Tide turns against short-sellers

Date: Monday, April 30, 2007
Author: Michael Mackenzie and Richard Beales, Financial Times

Short-sellers are facing growing structural barriers in their quest to profit from share-price declines, a reversal of fortune that helps explain the heavy losses suffered recently by hedge funds that bet against Amazon, the internet retailer.

The hurdles for short-sellers range from the rise of private equity buyers, which are taking cheap or poorly managed companies out of the public markets, to the explosive growth of corporate share buy-backs, which are sapping liquidity and exaggerating price moves.
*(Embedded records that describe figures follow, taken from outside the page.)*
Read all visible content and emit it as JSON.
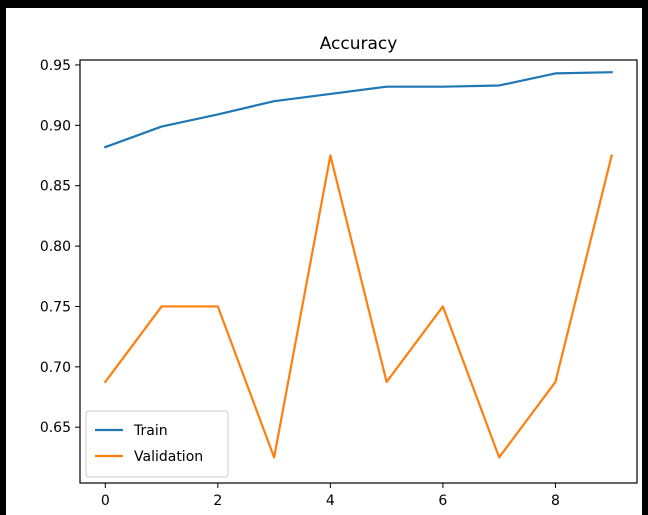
{
  "chart_data": {
    "type": "line",
    "title": "Accuracy",
    "xlabel": "",
    "ylabel": "",
    "x": [
      0,
      1,
      2,
      3,
      4,
      5,
      6,
      7,
      8,
      9
    ],
    "xlim": [
      -0.45,
      9.45
    ],
    "ylim": [
      0.6038,
      0.9541
    ],
    "xticks": [
      0,
      2,
      4,
      6,
      8
    ],
    "xtick_labels": [
      "0",
      "2",
      "4",
      "6",
      "8"
    ],
    "yticks": [
      0.65,
      0.7,
      0.75,
      0.8,
      0.85,
      0.9,
      0.95
    ],
    "ytick_labels": [
      "0.65",
      "0.70",
      "0.75",
      "0.80",
      "0.85",
      "0.90",
      "0.95"
    ],
    "grid": false,
    "legend_position": "lower-left",
    "series": [
      {
        "name": "Train",
        "color": "#1f77b4",
        "values": [
          0.882,
          0.899,
          0.909,
          0.92,
          0.926,
          0.932,
          0.932,
          0.933,
          0.943,
          0.944
        ]
      },
      {
        "name": "Validation",
        "color": "#ff7f0e",
        "values": [
          0.6875,
          0.75,
          0.75,
          0.625,
          0.875,
          0.6875,
          0.75,
          0.625,
          0.6875,
          0.875
        ]
      }
    ]
  }
}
This year, hedge funds that specialise in shorting stocks – meaning they sell stocks they do not own and profit by buying them back at lower prices – have performed less well than funds with other strategies. Short-sellers lost money in March and analysts believe that April proved a particularly cruel month as stocks rallied.
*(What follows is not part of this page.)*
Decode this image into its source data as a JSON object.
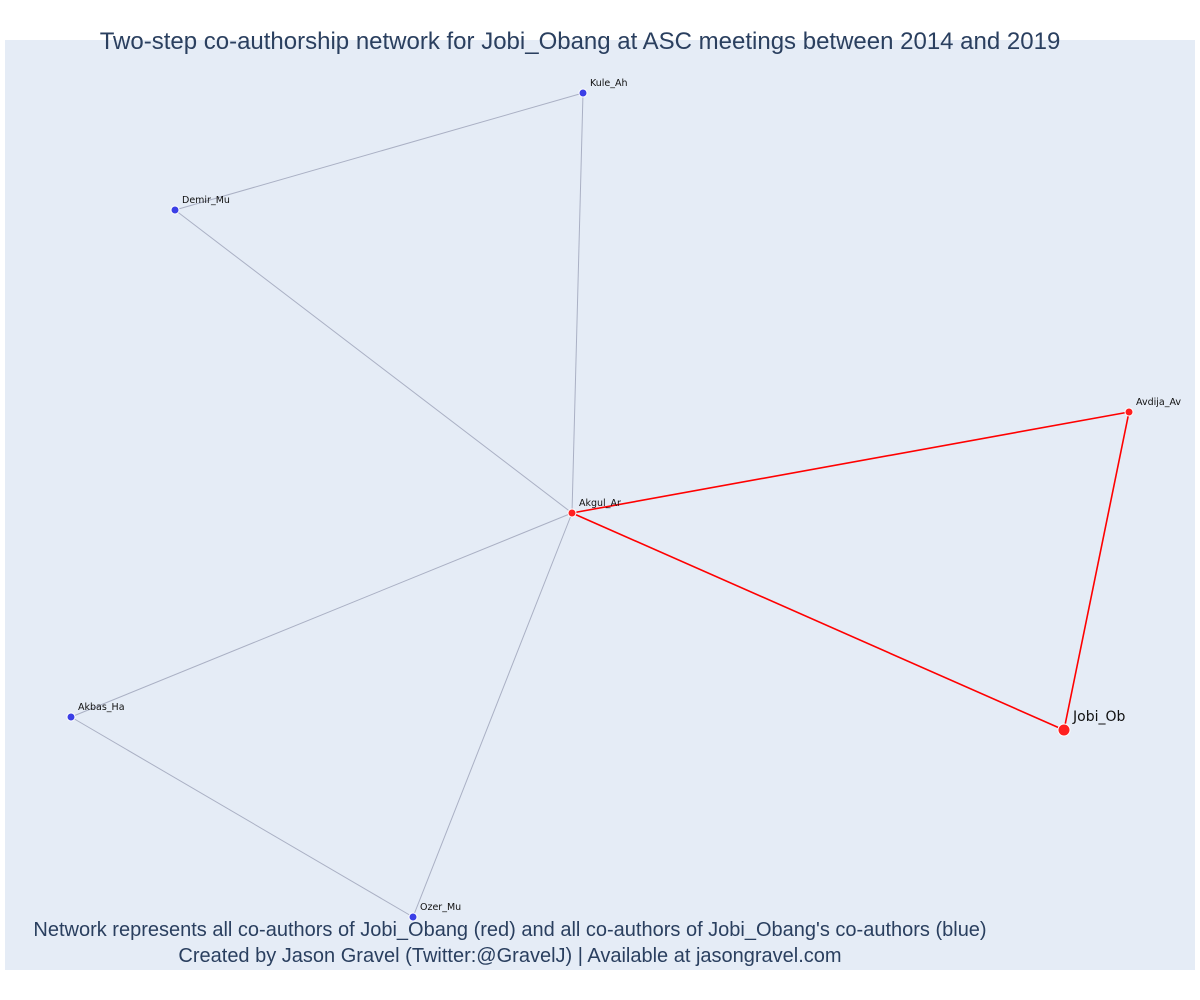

“The Achilles’ heel of the hedge fund industry is on the short side,” said Charles Gradante, co-founder of the Hennessee Group, which tracks hedge fund performance. “Hedge funds are finding it difficult to locate badly run companies that are good candidates for shorting.”
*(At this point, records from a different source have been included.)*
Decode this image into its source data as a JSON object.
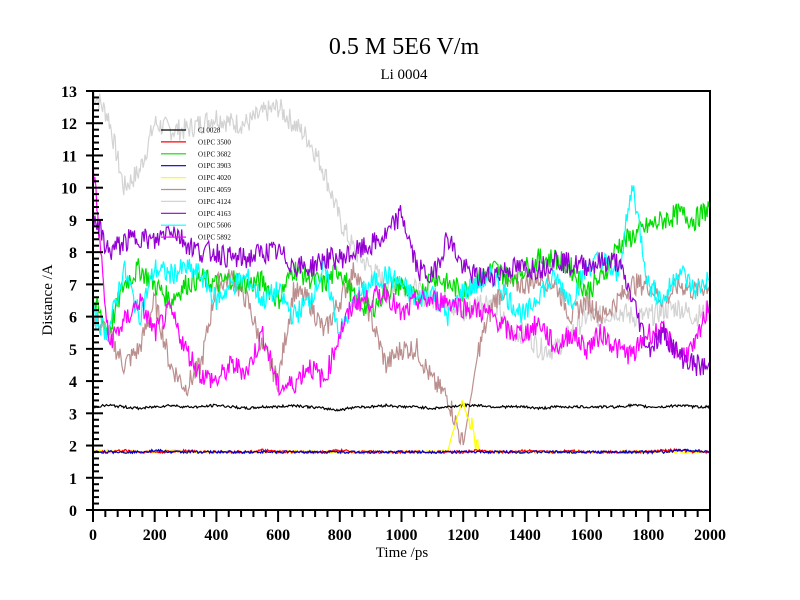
{
  "chart_data": {
    "type": "line",
    "title": "0.5 M 5E6 V/m",
    "subtitle": "Li 0004",
    "xlabel": "Time /ps",
    "ylabel": "Distance /A",
    "xlim": [
      0,
      2000
    ],
    "ylim": [
      0,
      13
    ],
    "x_ticks": [
      0,
      200,
      400,
      600,
      800,
      1000,
      1200,
      1400,
      1600,
      1800,
      2000
    ],
    "y_ticks": [
      0,
      1,
      2,
      3,
      4,
      5,
      6,
      7,
      8,
      9,
      10,
      11,
      12,
      13
    ],
    "x_minor_step": 40,
    "y_minor_step": 0.2,
    "grid": false,
    "legend_position": "top-left",
    "x": [
      0,
      50,
      100,
      150,
      200,
      250,
      300,
      350,
      400,
      450,
      500,
      550,
      600,
      650,
      700,
      750,
      800,
      850,
      900,
      950,
      1000,
      1050,
      1100,
      1150,
      1200,
      1250,
      1300,
      1350,
      1400,
      1450,
      1500,
      1550,
      1600,
      1650,
      1700,
      1750,
      1800,
      1850,
      1900,
      1950,
      2000
    ],
    "series": [
      {
        "name": "Cl 0028",
        "color": "#000000",
        "values": [
          3.2,
          3.25,
          3.2,
          3.15,
          3.2,
          3.25,
          3.2,
          3.2,
          3.25,
          3.2,
          3.15,
          3.2,
          3.2,
          3.25,
          3.2,
          3.15,
          3.1,
          3.2,
          3.2,
          3.25,
          3.2,
          3.2,
          3.15,
          3.2,
          3.25,
          3.25,
          3.2,
          3.2,
          3.2,
          3.15,
          3.2,
          3.2,
          3.2,
          3.2,
          3.2,
          3.25,
          3.2,
          3.2,
          3.25,
          3.2,
          3.2
        ]
      },
      {
        "name": "O1PC 3500",
        "color": "#ff0000",
        "values": [
          1.8,
          1.8,
          1.85,
          1.8,
          1.8,
          1.8,
          1.85,
          1.8,
          1.8,
          1.8,
          1.8,
          1.85,
          1.8,
          1.8,
          1.8,
          1.8,
          1.85,
          1.8,
          1.8,
          1.8,
          1.8,
          1.8,
          1.8,
          1.8,
          1.8,
          1.85,
          1.8,
          1.8,
          1.85,
          1.8,
          1.8,
          1.85,
          1.8,
          1.8,
          1.8,
          1.8,
          1.8,
          1.85,
          1.85,
          1.8,
          1.8
        ]
      },
      {
        "name": "O1PC 3682",
        "color": "#00dd00",
        "values": [
          6.5,
          5.5,
          7.0,
          7.5,
          7.0,
          6.5,
          7.0,
          7.2,
          7.0,
          7.2,
          7.0,
          7.1,
          6.5,
          7.5,
          7.2,
          7.0,
          7.5,
          6.5,
          6.2,
          6.8,
          7.0,
          6.5,
          7.3,
          7.0,
          6.8,
          7.2,
          7.5,
          7.2,
          7.5,
          7.8,
          7.8,
          7.5,
          6.8,
          7.2,
          8.2,
          8.5,
          8.8,
          9.0,
          9.2,
          9.0,
          9.4
        ]
      },
      {
        "name": "O1PC 3903",
        "color": "#0000cc",
        "values": [
          1.8,
          1.8,
          1.8,
          1.8,
          1.85,
          1.8,
          1.8,
          1.8,
          1.8,
          1.8,
          1.8,
          1.8,
          1.8,
          1.8,
          1.8,
          1.8,
          1.8,
          1.8,
          1.8,
          1.8,
          1.8,
          1.8,
          1.8,
          1.8,
          1.8,
          1.8,
          1.8,
          1.8,
          1.8,
          1.8,
          1.8,
          1.8,
          1.8,
          1.8,
          1.8,
          1.8,
          1.8,
          1.8,
          1.85,
          1.85,
          1.8
        ]
      },
      {
        "name": "O1PC 4020",
        "color": "#ffff00",
        "values": [
          1.8,
          1.85,
          1.8,
          1.8,
          1.8,
          1.85,
          1.8,
          1.8,
          1.8,
          1.8,
          1.8,
          1.8,
          1.8,
          1.8,
          1.8,
          1.8,
          1.8,
          1.8,
          1.8,
          1.8,
          1.8,
          1.8,
          1.8,
          1.85,
          3.5,
          1.8,
          1.8,
          1.8,
          1.8,
          1.8,
          1.8,
          1.8,
          1.8,
          1.8,
          1.8,
          1.8,
          1.8,
          1.8,
          1.8,
          1.8,
          1.8
        ]
      },
      {
        "name": "O1PC 4059",
        "color": "#bc8f8f",
        "values": [
          6.0,
          5.5,
          4.5,
          5.0,
          6.5,
          4.5,
          3.8,
          4.5,
          7.0,
          7.2,
          6.5,
          5.0,
          4.0,
          6.8,
          6.5,
          5.5,
          6.5,
          7.5,
          6.0,
          4.5,
          5.0,
          5.0,
          4.0,
          3.5,
          2.0,
          5.0,
          6.5,
          7.0,
          7.0,
          7.2,
          7.0,
          6.0,
          6.5,
          6.0,
          6.5,
          7.0,
          7.0,
          6.5,
          7.0,
          6.8,
          7.0
        ]
      },
      {
        "name": "O1PC 4124",
        "color": "#d3d3d3",
        "values": [
          13.0,
          12.2,
          10.0,
          10.5,
          12.0,
          11.8,
          11.8,
          12.0,
          12.2,
          12.0,
          12.0,
          12.3,
          12.5,
          12.0,
          11.5,
          10.5,
          9.0,
          8.0,
          7.5,
          7.0,
          7.0,
          6.8,
          6.5,
          6.5,
          6.0,
          6.5,
          6.5,
          5.5,
          5.5,
          5.0,
          5.0,
          5.5,
          6.0,
          6.0,
          6.2,
          6.0,
          6.0,
          6.2,
          6.3,
          6.0,
          6.2
        ]
      },
      {
        "name": "O1PC 4163",
        "color": "#9400d3",
        "values": [
          9.2,
          8.0,
          8.3,
          8.5,
          8.3,
          8.8,
          8.3,
          8.0,
          8.0,
          7.8,
          7.8,
          8.0,
          8.0,
          7.6,
          7.5,
          7.8,
          7.8,
          8.0,
          8.2,
          8.5,
          9.2,
          7.5,
          7.2,
          8.5,
          7.5,
          7.2,
          7.3,
          7.5,
          7.5,
          7.5,
          7.8,
          7.6,
          7.6,
          7.7,
          7.7,
          6.5,
          5.0,
          5.5,
          4.8,
          4.5,
          4.4
        ]
      },
      {
        "name": "O1PC 5606",
        "color": "#00ffff",
        "values": [
          6.0,
          5.5,
          7.5,
          6.0,
          7.5,
          7.3,
          7.5,
          7.3,
          6.5,
          7.0,
          7.2,
          6.5,
          6.8,
          6.0,
          6.5,
          7.5,
          5.5,
          6.5,
          7.0,
          7.3,
          7.0,
          6.5,
          6.8,
          6.0,
          6.8,
          7.0,
          7.3,
          6.5,
          6.0,
          6.8,
          7.2,
          6.5,
          7.5,
          7.8,
          7.2,
          10.1,
          7.0,
          6.5,
          7.5,
          6.8,
          7.2
        ]
      },
      {
        "name": "O1PC 5892",
        "color": "#ff00ff",
        "values": [
          10.8,
          5.2,
          5.8,
          6.5,
          5.5,
          6.2,
          5.0,
          4.2,
          4.0,
          4.5,
          4.3,
          5.5,
          3.8,
          3.9,
          4.5,
          4.0,
          5.5,
          6.5,
          6.5,
          6.8,
          6.0,
          6.5,
          6.5,
          6.5,
          6.3,
          6.2,
          6.0,
          5.5,
          5.5,
          5.8,
          5.0,
          5.5,
          5.0,
          5.5,
          5.0,
          4.8,
          5.5,
          5.5,
          4.8,
          5.0,
          6.5
        ]
      }
    ]
  }
}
The result is that short-sellers are growing more likely to target better-known companies, such as Amazon. In this case, traders say, short-sellers saw an opportunity because of the volatility of Amazon’s quarterly earnings and management guidance.

Before Amazon released its first-quarter results last week, short interest in the stock was about 48.5m shares, 12 per cent of its outstanding float, according to data from Nasdaq. This was the highest level of short-selling in the stock since 2003.

Mr Gradante said some hedge funds gave up shorting Amazon last year but “die-hard shorts stayed and they have been burnt.” When Amazon’s results beat expectations, a surge in the stock price forced short-sellers to capitulate. Its shares rocketed 27 per cent on Wednesday, and rose 11.3 per cent on Thursday.

Compounding the problem for short-sellers is the fact that two-thirds of Amazon shares are held by a handful of investors, making shares harder to come by in the open market, analysts say.

“Corporate America is announcing float shrink at a record pace this year,” said Charles Biderman, chief executive of liquidity research group TrimTabs. He said buy-backs so far this year had already hit more than 40 per cent of last year’s record total and exceeded the full-year levels of 1995-99.